Greece and Cyprus have recently modified their Golden Visa programmes to attract more investors while tackling housing shortages. These changes are critical for investors looking for residency through investing opportunities in Europe.
Effective March 31, 2024, Greece's Golden Visa programme will raise the minimum investment level from €250,000 to €800,000 in selected areas such as Attica, Thessaloniki, Mykonos, and Santorini. This tiered system balances investment appeal and housing market demand depending on location.
The new guidelines also offer a transition period in which applicants can lock in the current investment criteria by placing a 10% deposit by September 30 and completing their investment by December 31, 2024. These modifications reflect Greece's efforts to maintain the integrity of residence pathways while encouraging investment in critical regions.
Cyprus's Golden Visa programme, which offers Permanent Residence and can lead to citizenship, now demands a €300,000 investment plus 5% VAT. With greater scrutiny, this programme has established more robust controls and new criteria to improve openness and compliance.
One major change is the requirement that beneficiaries provide annual statistics and have a clean criminal record from their place of origin every three years.
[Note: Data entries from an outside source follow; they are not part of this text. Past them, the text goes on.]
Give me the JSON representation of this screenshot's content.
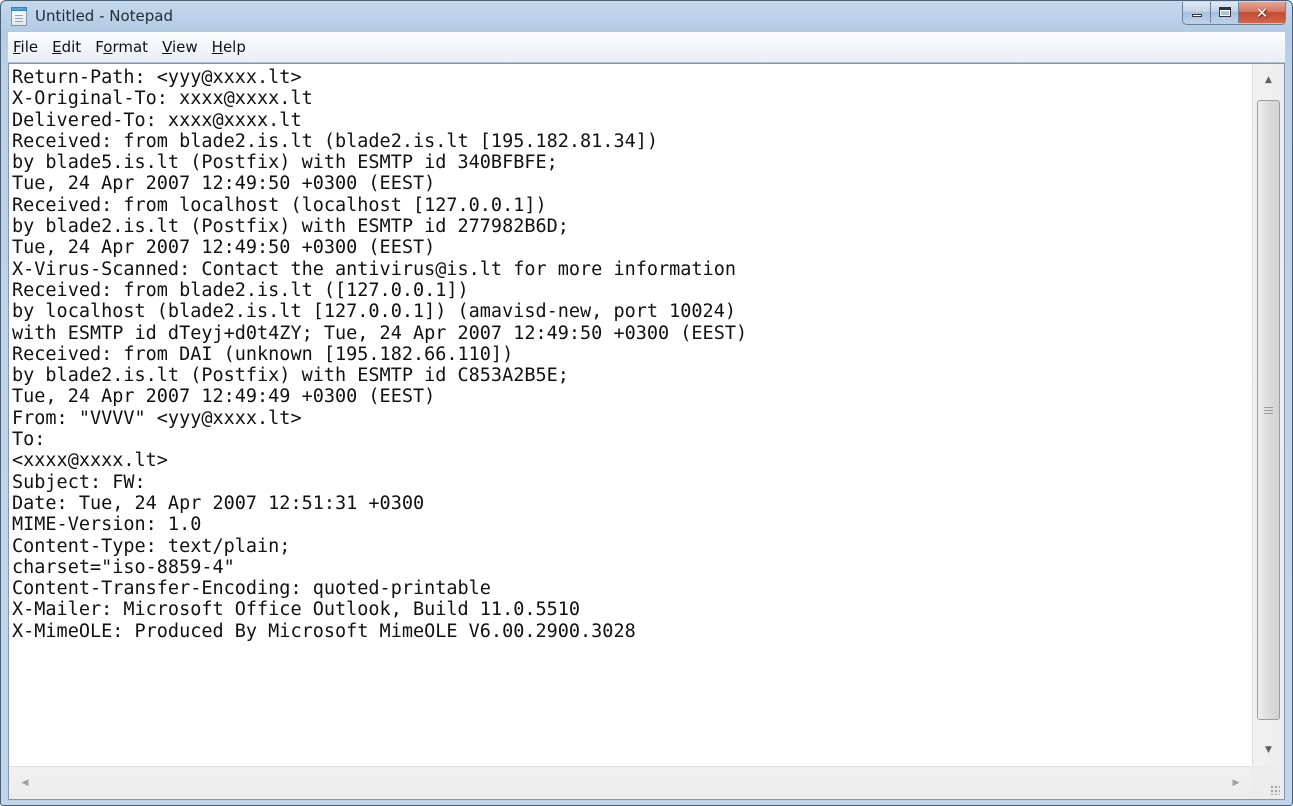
{
  "window": {
    "title": "Untitled - Notepad"
  },
  "caption_buttons": {
    "close_symbol": "✕"
  },
  "menu": {
    "items": [
      {
        "label": "File",
        "mnemonic": "F",
        "rest": "ile"
      },
      {
        "label": "Edit",
        "mnemonic": "E",
        "rest": "dit"
      },
      {
        "label": "Format",
        "pre": "F",
        "mnemonic": "o",
        "rest": "rmat"
      },
      {
        "label": "View",
        "mnemonic": "V",
        "rest": "iew"
      },
      {
        "label": "Help",
        "mnemonic": "H",
        "rest": "elp"
      }
    ]
  },
  "editor": {
    "lines": [
      "Return-Path: <yyy@xxxx.lt>",
      "X-Original-To: xxxx@xxxx.lt",
      "Delivered-To: xxxx@xxxx.lt",
      "Received: from blade2.is.lt (blade2.is.lt [195.182.81.34])",
      "by blade5.is.lt (Postfix) with ESMTP id 340BFBFE;",
      "Tue, 24 Apr 2007 12:49:50 +0300 (EEST)",
      "Received: from localhost (localhost [127.0.0.1])",
      "by blade2.is.lt (Postfix) with ESMTP id 277982B6D;",
      "Tue, 24 Apr 2007 12:49:50 +0300 (EEST)",
      "X-Virus-Scanned: Contact the antivirus@is.lt for more information",
      "Received: from blade2.is.lt ([127.0.0.1])",
      "by localhost (blade2.is.lt [127.0.0.1]) (amavisd-new, port 10024)",
      "with ESMTP id dTeyj+d0t4ZY; Tue, 24 Apr 2007 12:49:50 +0300 (EEST)",
      "Received: from DAI (unknown [195.182.66.110])",
      "by blade2.is.lt (Postfix) with ESMTP id C853A2B5E;",
      "Tue, 24 Apr 2007 12:49:49 +0300 (EEST)",
      "From: \"VVVV\" <yyy@xxxx.lt>",
      "To:",
      "<xxxx@xxxx.lt>",
      "Subject: FW:",
      "Date: Tue, 24 Apr 2007 12:51:31 +0300",
      "MIME-Version: 1.0",
      "Content-Type: text/plain;",
      "charset=\"iso-8859-4\"",
      "Content-Transfer-Encoding: quoted-printable",
      "X-Mailer: Microsoft Office Outlook, Build 11.0.5510",
      "X-MimeOLE: Produced By Microsoft MimeOLE V6.00.2900.3028"
    ]
  },
  "icons": {
    "app": "notepad-icon",
    "minimize": "minimize-icon",
    "maximize": "maximize-icon",
    "close": "close-icon",
    "scroll_up": "scroll-up-arrow-icon",
    "scroll_down": "scroll-down-arrow-icon",
    "scroll_left": "scroll-left-arrow-icon",
    "scroll_right": "scroll-right-arrow-icon",
    "grip": "scrollbar-grip-icon",
    "size_grip": "size-grip-icon"
  },
  "colors": {
    "frame": "#b9cfe7",
    "close_button": "#c94b31",
    "text": "#111111",
    "editor_background": "#ffffff"
  }
}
These steps address abuse concerns while maintaining the program's integrity.
The latest changes to Greece and Cyprus' Golden Visa programmes substantially impact investors and third-country nationals.
These changes include navigating new investment levels and timelines for investors. In Greece, the minimum investment has been raised to €800,000 in some areas, necessitating a greater financial commitment. The transitional phase enables investors to lock in current thresholds, giving them a brief window to profit from lower investment requirements.
The program's stricter rules and criteria in Cyprus necessitate more due diligence and compliance. Investors must now submit annual statistics and have a clean criminal background, which adds levels of scrutiny to the application process.
The ramifications for third-country nationals are twofold. Rising income limits for permanent residence eligibility in Cyprus may impact affordability and accessibility. In Greece, prospective modifications in minimum investment criteria may influence the program's appeal to particular investors.
These revisions emphasise the changing nature of residency-by-investment programmes, emphasising transparency, compliance, and the necessity for investors and third-country nationals to be educated and flexible in their plans.
While Zone C has a lower investment requirement, it comprises areas with lesser foreign real estate demand, which could provide chances for strategic investment and reduced competition.
Cyprus has amended its dependents criterion, barring parents, parents-in-law, and adult children from being linked to the principal applicant's application. This may impact family applications.
The modifications in Greece and Cyprus, such as higher investment criteria and more robust controls, are consistent with a more significant trend observed in several European Golden Visa programmes. Similar to those implemented in other EU countries, these changes aim to improve transparency, compliance, and the balance between luring investment and fulfilling national priorities.